Detection and quantification of mutations in the plasma of patients with colorectal tumors

Abstract

The early detection of cancers through analysis of circulating DNA could have a substantial impact on morbidity and mortality. To achieve this goal, it is essential to determine the number of mutant molecules present in the circulation of cancer patients and to develop methods that are sufficiently sensitive to detect these mutations. Using a modified version of a recently developed assay for this purpose, we found that patients with advanced colorectal cancers consistently contained mutant adenomatous polyposis coli (APC) DNA molecules in their plasma. The median number of APC DNA fragments in such patients was 47,800 per ml of plasma, of which 8% were mutant. Mutant APC molecules were also detected in >60% of patients with early, presumably curable colorectal cancers, at levels ranging from 0.01% to 1.7% of the total APC molecules.
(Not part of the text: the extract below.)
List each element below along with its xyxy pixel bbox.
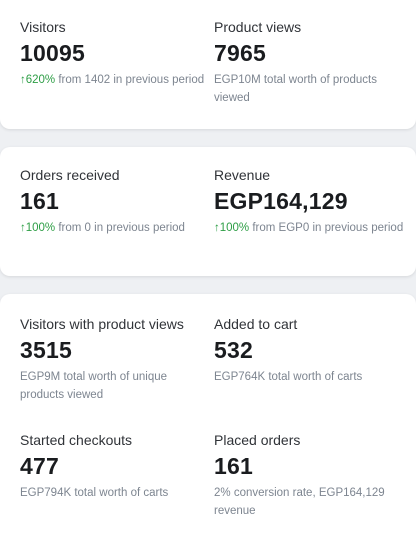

These results have implications for the mechanisms through which tumor DNA is released into the circulation and for diagnostic tests based on this phenomenon.

Figures

Fig. 1.

Effect of the PCR amplicon size on plasma DNA concentration and mutation frequency. (A) The concentration of total APC fragments (WT plus mutant) of various sizes was determined by using digital PCR of plasma DNA from three different patients (patients 29, 30, and 32). (B) The fraction of mutant APC fragments was determined by digital sequencing of PCR products.

Fig. 2.

Schematic of the BEAMing-based assay. (A) Extended beads were prepared by modifications of the BEAMing procedure described by Dressman et al. (16). (B) Single base extensions were performed on the extended beads. Normal DNA sequences contained a G at the queried position; mutant sequences contained an A.

Fig. 3.

Processing of flow cytometry data obtained by BEAMing. (A) Dot plot of forward-scatter (FSC) and side-scatter (SSC) signals of beads. (B) Histogram of single beads with regard to PE signal. (C) Dot plot showing the Cy5 and FITC fluorescence intensity profiles of PE-positive beads. The beads clustered in three distinct populations colored red, green, and blue. Sequencing of individual beads sorted from each population showed that the red and green beads contained homogeneous WT and mutant sequences, respectively; the blue beads contained a mixture of WT and mutant sequences.

Fig. 4.

Examples of flow cytometric profiles of beads generated from plasma DNA (patient 16). Cy5 and FITC fluorescence intensity profiles of PE-positive beads from four patients are shown. The patients, mutations, and fraction of mutant APC fragments are indicated.

Fig. 5.

Fraction of mutant APC gene fragments in the plasma of patients with various colorectal tumors [adenomas (Ad) and Dukes' stage A, B, and D carcinomas]. In each mutation analyzed, DNA from normal lymphoid cells or plasma DNA from healthy donors was used as a control (Normal). The “mutants” observed in assays with normal cellular DNA represent errors generated during the PCR process rather than mutations present in the template DNA (see text). The red lines represent the mean, minimum, and maximum values of the normal controls.